Fortunately, there was the event to prepare for, as I fear that without it, those first days and nights would have been unbearable. I pored again and again over my old notes, extracting devilish questions from the material. But this only occupied a few hours of the day, and by late morning my eyes would grow weary. Objectively speaking, the start of that summer should have been no different from the start of any other; yet it was. Passing my reflection in the hallway mirror at the head of the stairs on my way down to dinner I would think to myself, is that you? and on the way back up to my room, what now? I wrote letters to my brothers and sister, and to several of my former boys. The days crawled by. I introduced myself to the town librarian. I made the acquaintance of a retired railroad man who liked as much as I did to sit on the grand, screened porch of that house. I took the bus into Washington a few times to spend the day in museums.
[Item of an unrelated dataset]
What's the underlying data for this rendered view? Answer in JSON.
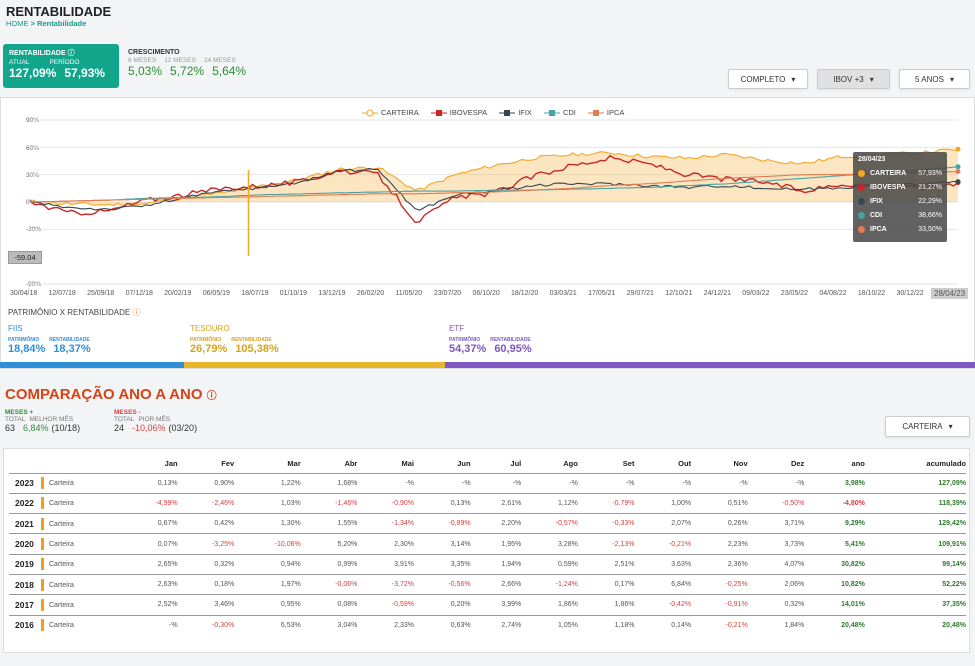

But as the summer progressed, a certain dread began to form in my mind, which I tried through the diligence of walking, museum-going and reading, to ignore; that is, I began to fear that Sedgewick Bell had forgotten about the event. The thought would occur to me in the midst of the long path along the outskirts of town; and as I reached the Passamic, took my break and then started back again toward home, I would battle with my urge to contact the man. Several times I went to the telephone downstairs in the rooming house and twice I wrote out letters that I did not send. Why would he go through all the trouble just to mock me? I thought; but then I would recall the circumsta
nces of his tenure at St. Benedict’s and a darker gloom would descend upon me. I began to have second thoughts about events that occurred half a century before: should I have confronted him in the midst of the original contest? Should I never have leap-frogged another boy to get him there? Should I have spoken up to the senator?
In early July, however, Sedgewick Bell’s secretary finally did call, and I felt that I had been given a reprieve. She apologized for her tardiness, asked me more questions about my taste in food and lodging, and then informed me of the date, three weeks later, when a car would call to take me to the airport in Williamsburg. An EastAmerica jet would fly me up from there to Charlotte, from whence I was to be picked up by helicopter.
Helicopter! Less than a month later I stood before the craft, which was painted head to tail in EastAmerica’s green and gold insignia, polished to a shine, with a six-man passenger bay and red, white and blue sponsons over the wheels. One does not remain at St. Benedict’s for five decades without gaining a certain familiarity with privilege, yet as it lifted me off the pad in Charlotte, hovered for a moment, then lowered its nose and turned eastward over the gentle hills and then the chopping slate of the sea channel, I felt a headiness that I had never known before; it was what Augustus Caesar must have felt millennia ago, carried head-high on a litter past the Tiber. I clutched my notes to my chest. Indeed I wondered what my life might have been like if I had felt this just once in my youth. The rotors buzzed like a beehive. On the island I was shown to a suite of rooms in a high corner of the lodge, with windows and balconies overlooking the sea.
For a conference on the future of childhood education or the plight of America’s elderly, of course, you could not get one tenth of these men to attend, but for a privileged romp on a private island it had merely been a matter of making the arrangements. I stood at the window of my room and watched the helicopter ferry back and forth across the channel, disgorging on the island a Who’s Who of America’s largest corporations, universities and organs of policy.